“Mystery is the heart of every relationship”. To say every relationship, may seem a challenge to some but then we fail to recognize the differences between relationships and acquaintances. I’m acquainted with the clerk at the gas station, and many co-workers. They hold no mystery to me, offer no appeal and we are mutually set. I rally to the mystery of my wife, or daughter or those I relate to by common appeal. Occasionally the shadow of a mystery is cast and I can tell a relationship is building.
The tales of One Thousand and One Nights, told by the Persian queen Shahrazad to the king kept her from the fate of all her predecessors. King Shahryar kept a custom of taking a young virgin to wife only to have her beheaded before a second night arrived. I’m not sure if this speaks to the been-there-done-that syndrome found in the modern night club set, or to the Braille rendition of she’s not what I thought she was. The newly crowned Queen however used the mystery of a tale uncompleted to assure at least one more night as queen for the alleged one thousand nights.

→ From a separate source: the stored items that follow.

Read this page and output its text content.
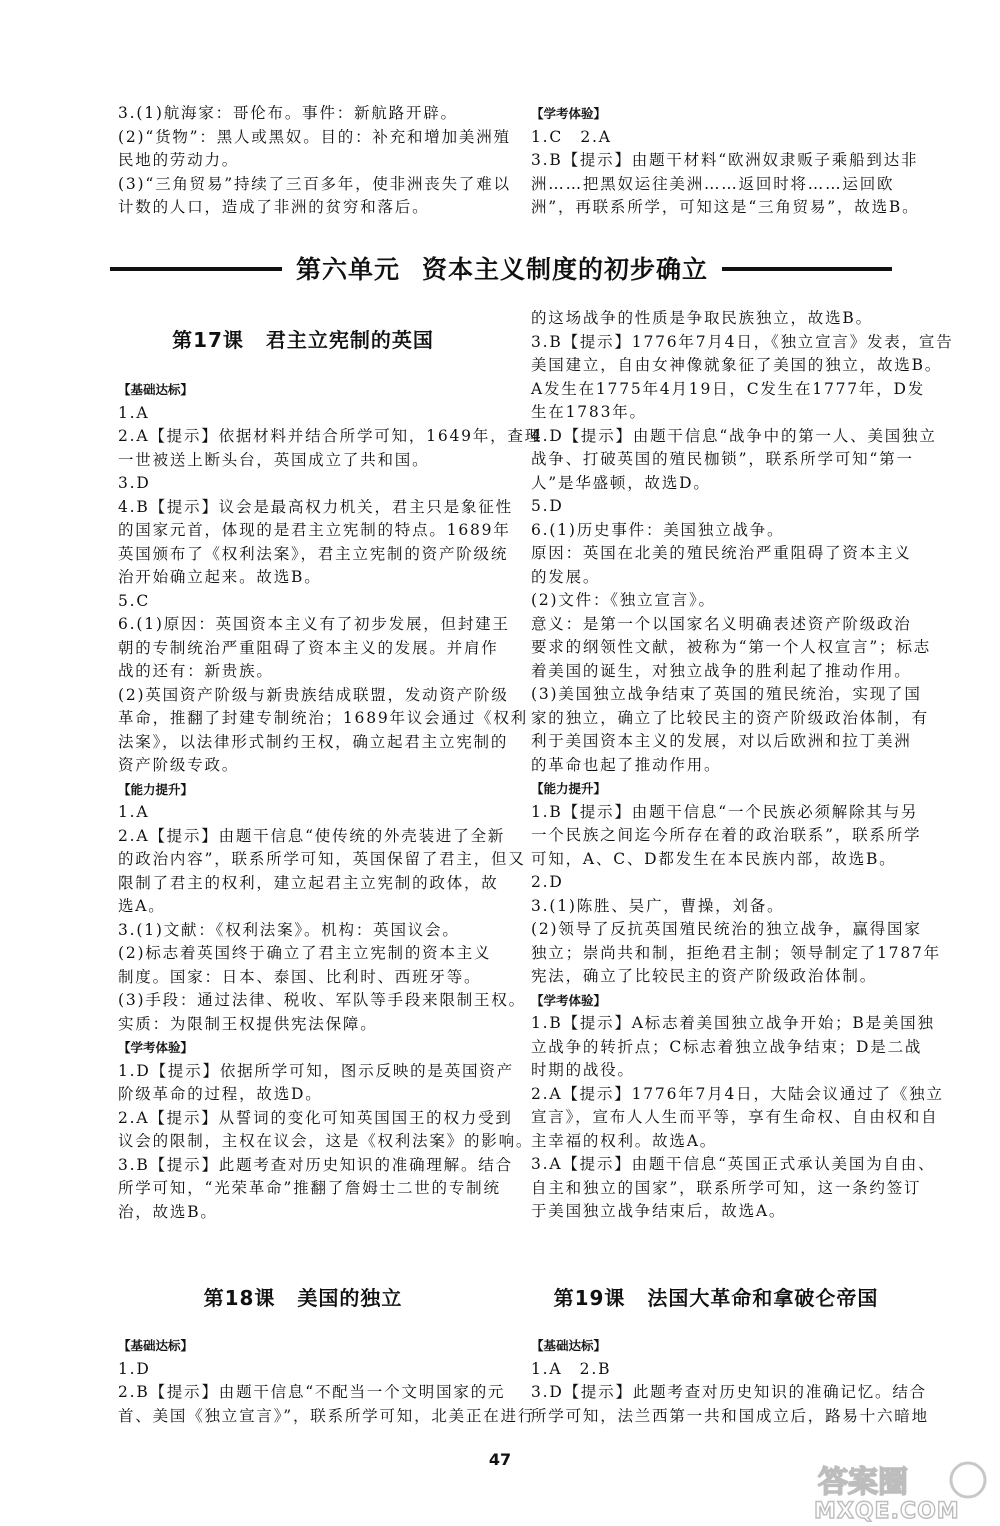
3.(1)航海家：哥伦布。事件：新航路开辟。
(2)“货物”：黑人或黑奴。目的：补充和增加美洲殖
民地的劳动力。
(3)“三角贸易”持续了三百多年，使非洲丧失了难以
计数的人口，造成了非洲的贫穷和落后。
【学考体验】
1.C　2.A
3.B【提示】由题干材料“欧洲奴隶贩子乘船到达非
洲……把黑奴运往美洲……返回时将……运回欧
洲”，再联系所学，可知这是“三角贸易”，故选B。
第六单元 资本主义制度的初步确立
第17课 君主立宪制的英国
【基础达标】
1.A
2.A【提示】依据材料并结合所学可知，1649年，查理
一世被送上断头台，英国成立了共和国。
3.D
4.B【提示】议会是最高权力机关，君主只是象征性
的国家元首，体现的是君主立宪制的特点。1689年
英国颁布了《权利法案》，君主立宪制的资产阶级统
治开始确立起来。故选B。
5.C
6.(1)原因：英国资本主义有了初步发展，但封建王
朝的专制统治严重阻碍了资本主义的发展。并肩作
战的还有：新贵族。
(2)英国资产阶级与新贵族结成联盟，发动资产阶级
革命，推翻了封建专制统治；1689年议会通过《权利
法案》，以法律形式制约王权，确立起君主立宪制的
资产阶级专政。
【能力提升】
1.A
2.A【提示】由题干信息“使传统的外壳装进了全新
的政治内容”，联系所学可知，英国保留了君主，但又
限制了君主的权利，建立起君主立宪制的政体，故
选A。
3.(1)文献：《权利法案》。机构：英国议会。
(2)标志着英国终于确立了君主立宪制的资本主义
制度。国家：日本、泰国、比利时、西班牙等。
(3)手段：通过法律、税收、军队等手段来限制王权。
实质：为限制王权提供宪法保障。
【学考体验】
1.D【提示】依据所学可知，图示反映的是英国资产
阶级革命的过程，故选D。
2.A【提示】从誓词的变化可知英国国王的权力受到
议会的限制，主权在议会，这是《权利法案》的影响。
3.B【提示】此题考查对历史知识的准确理解。结合
所学可知，“光荣革命”推翻了詹姆士二世的专制统
治，故选B。
的这场战争的性质是争取民族独立，故选B。
3.B【提示】1776年7月4日，《独立宣言》发表，宣告
美国建立，自由女神像就象征了美国的独立，故选B。
A发生在1775年4月19日，C发生在1777年，D发
生在1783年。
4.D【提示】由题干信息“战争中的第一人、美国独立
战争、打破英国的殖民枷锁”，联系所学可知“第一
人”是华盛顿，故选D。
5.D
6.(1)历史事件：美国独立战争。
原因：英国在北美的殖民统治严重阻碍了资本主义
的发展。
(2)文件：《独立宣言》。
意义：是第一个以国家名义明确表述资产阶级政治
要求的纲领性文献，被称为“第一个人权宣言”；标志
着美国的诞生，对独立战争的胜利起了推动作用。
(3)美国独立战争结束了英国的殖民统治，实现了国
家的独立，确立了比较民主的资产阶级政治体制，有
利于美国资本主义的发展，对以后欧洲和拉丁美洲
的革命也起了推动作用。
【能力提升】
1.B【提示】由题干信息“一个民族必须解除其与另
一个民族之间迄今所存在着的政治联系”，联系所学
可知，A、C、D都发生在本民族内部，故选B。
2.D
3.(1)陈胜、吴广，曹操，刘备。
(2)领导了反抗英国殖民统治的独立战争，赢得国家
独立；崇尚共和制，拒绝君主制；领导制定了1787年
宪法，确立了比较民主的资产阶级政治体制。
【学考体验】
1.B【提示】A标志着美国独立战争开始；B是美国独
立战争的转折点；C标志着独立战争结束；D是二战
时期的战役。
2.A【提示】1776年7月4日，大陆会议通过了《独立
宣言》，宣布人人生而平等，享有生命权、自由权和自
主幸福的权利。故选A。
3.A【提示】由题干信息“英国正式承认美国为自由、
自主和独立的国家”，联系所学可知，这一条约签订
于美国独立战争结束后，故选A。
第18课 美国的独立
【基础达标】
1.D
2.B【提示】由题干信息“不配当一个文明国家的元
首、美国《独立宣言》”，联系所学可知，北美正在进行
第19课 法国大革命和拿破仑帝国
【基础达标】
1.A　2.B
3.D【提示】此题考查对历史知识的准确记忆。结合
所学可知，法兰西第一共和国成立后，路易十六暗地
47
答案圈
MXQE.COM
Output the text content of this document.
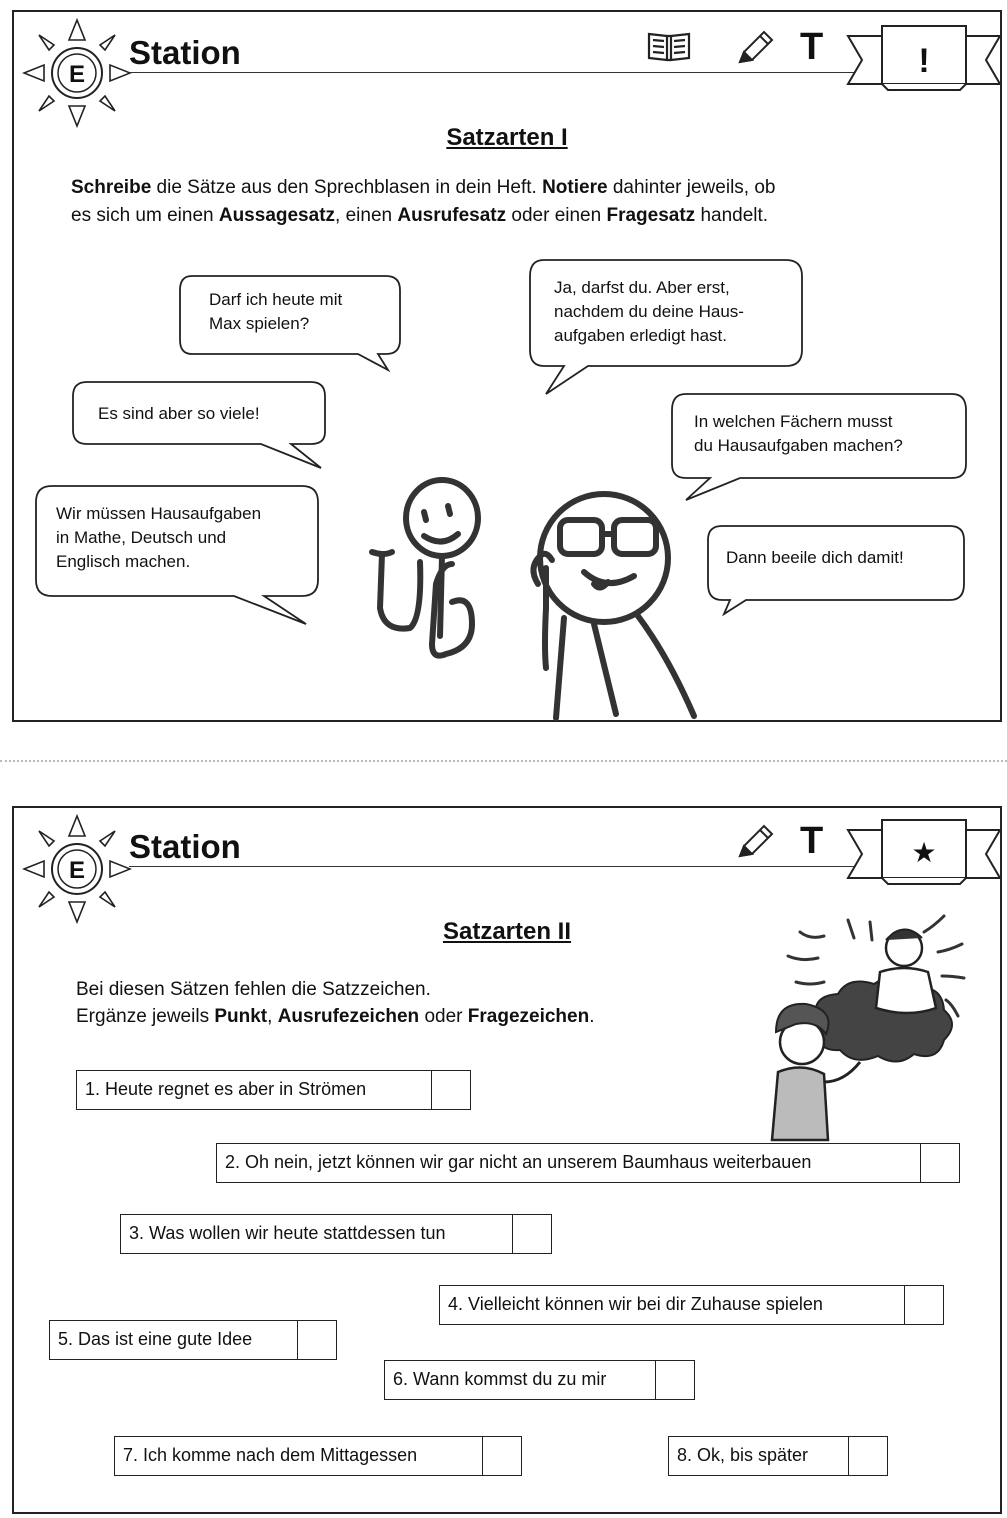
E
Station	T	!
Satzarten I
Schreibe die Sätze aus den Sprechblasen in dein Heft. Notiere dahinter jeweils, ob
es sich um einen Aussagesatz, einen Ausrufesatz oder einen Fragesatz handelt.
Darf ich heute mit
Max spielen?
Ja, darfst du. Aber erst,
nachdem du deine Haus-
aufgaben erledigt hast.
Es sind aber so viele!	In welchen Fächern musst
du Hausaufgaben machen?
Wir müssen Hausaufgaben
in Mathe, Deutsch und
Englisch machen.	Dann beeile dich damit!
E
Station	T	★
Satzarten II
Bei diesen Sätzen fehlen die Satzzeichen.
Ergänze jeweils Punkt, Ausrufezeichen oder Fragezeichen.
1. Heute regnet es aber in Strömen
2. Oh nein, jetzt können wir gar nicht an unserem Baumhaus weiterbauen
3. Was wollen wir heute stattdessen tun
4. Vielleicht können wir bei dir Zuhause spielen
5. Das ist eine gute Idee
6. Wann kommst du zu mir
7. Ich komme nach dem Mittagessen	8. Ok, bis später
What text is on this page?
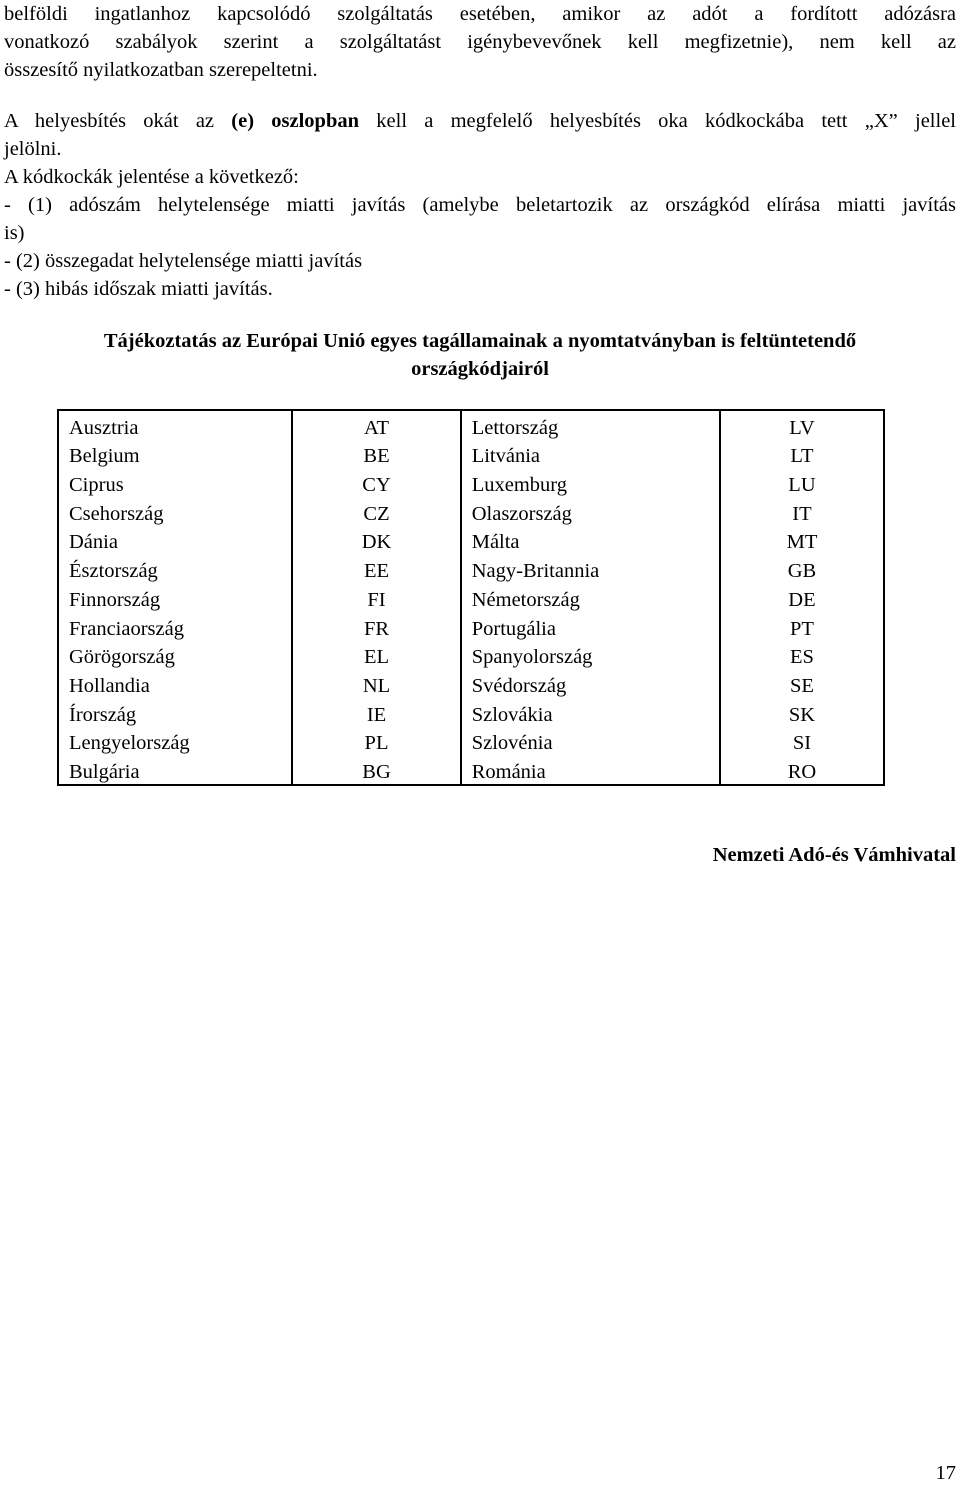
belföldi ingatlanhoz kapcsolódó szolgáltatás esetében, amikor az adót a fordított adózásra
vonatkozó szabályok szerint a szolgáltatást igénybevevőnek kell megfizetnie), nem kell az
összesítő nyilatkozatban szerepeltetni.
A helyesbítés okát az (e) oszlopban kell a megfelelő helyesbítés oka kódkockába tett „X” jellel
jelölni.
A kódkockák jelentése a következő:
- (1) adószám helytelensége miatti javítás (amelybe beletartozik az országkód elírása miatti javítás
is)
- (2) összegadat helytelensége miatti javítás
- (3) hibás időszak miatti javítás.
Tájékoztatás az Európai Unió egyes tagállamainak a nyomtatványban is feltüntetendő
országkódjairól
Ausztria	AT	Lettország	LV
Belgium	BE	Litvánia	LT
Ciprus	CY	Luxemburg	LU
Csehország	CZ	Olaszország	IT
Dánia	DK	Málta	MT
Észtország	EE	Nagy-Britannia	GB
Finnország	FI	Németország	DE
Franciaország	FR	Portugália	PT
Görögország	EL	Spanyolország	ES
Hollandia	NL	Svédország	SE
Írország	IE	Szlovákia	SK
Lengyelország	PL	Szlovénia	SI
Bulgária	BG	Románia	RO

Nemzeti Adó-és Vámhivatal

17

The lure of relationship loses its address when we have it all figured out or fail to recognize any mystery. This is perhaps why I fail to understand how the greatest message of all can get lost in translation, or better said, over translation. How can God be figured out? Can the infinite God of eternity be fully grasped by the finite plans or theology of men? Is it just me or does it seem we fight to understand a matter and once we think we have it the appeal is dampened? Why can’t we enjoy the mystery? This of course is not to say I think it wise to concede without a chase. To me God is like the facets of a diamond, He turns and more allure is captured in the filter of my thoughts while His wisdom is continually displayed.
Solomon said there were a number of things that were mysterious to him, one being the way of a man with a maid. There is appeal, mystery, pursuit and the catch. All too soon it seems the mystery fades and the appeal wanes. I fail to see that women can be figured out at all; to me it’s a continual mystery. Maybe this is why my wife and I have such a long track record. This is not to say there’s been no pain, all of life carries with it the burden of pain. Pain indicates there is life, when it fails to hurt its life is over but to build a life on pain misses the point. When all you have in common is mutual pain the makings of failure are at work. Find the mystery of the pain then pursue wholeness.
A quality relationship says where you rejoice, I also; where you dream, I will join you; when you hurt, I will give myself. Taking our cue from the Maker, who came to sinful man, gave His all and settled our debt, we also ought to find the power of a life well offered. Can there really be satisfaction in giving ourselves for the recovery of what was once beautiful but now torn? Here is where true regret comes into the picture; not seeing today, what may be seen tomorrow. Hind sight is filled with anguish over missed opportunities. Here perhaps ought we to walk, living in spite of the pain but possessing few regrets. I do not mean the regret of not buying the new car or wishing you hadn’t eaten that third cupcake; three is not enough. The regret of not forgiving or holding onto your pride or unbending will is what destroys life. The regret of a lost moment, an unformed smile or unspoken thank you all add up. The mystery that compels the pursuit is far more rewarding that the satisfaction of a moments gratification. We must ask ourselves is this persons story worthy to be heard? Am I so full of myself that there remains no room for discovery? What is this wanton hubris men pass off as relationship? It costs little and last a spell, then fades like cheap shirt in the wash. Real relationships are the wine of life, they take time to mature and get better with age.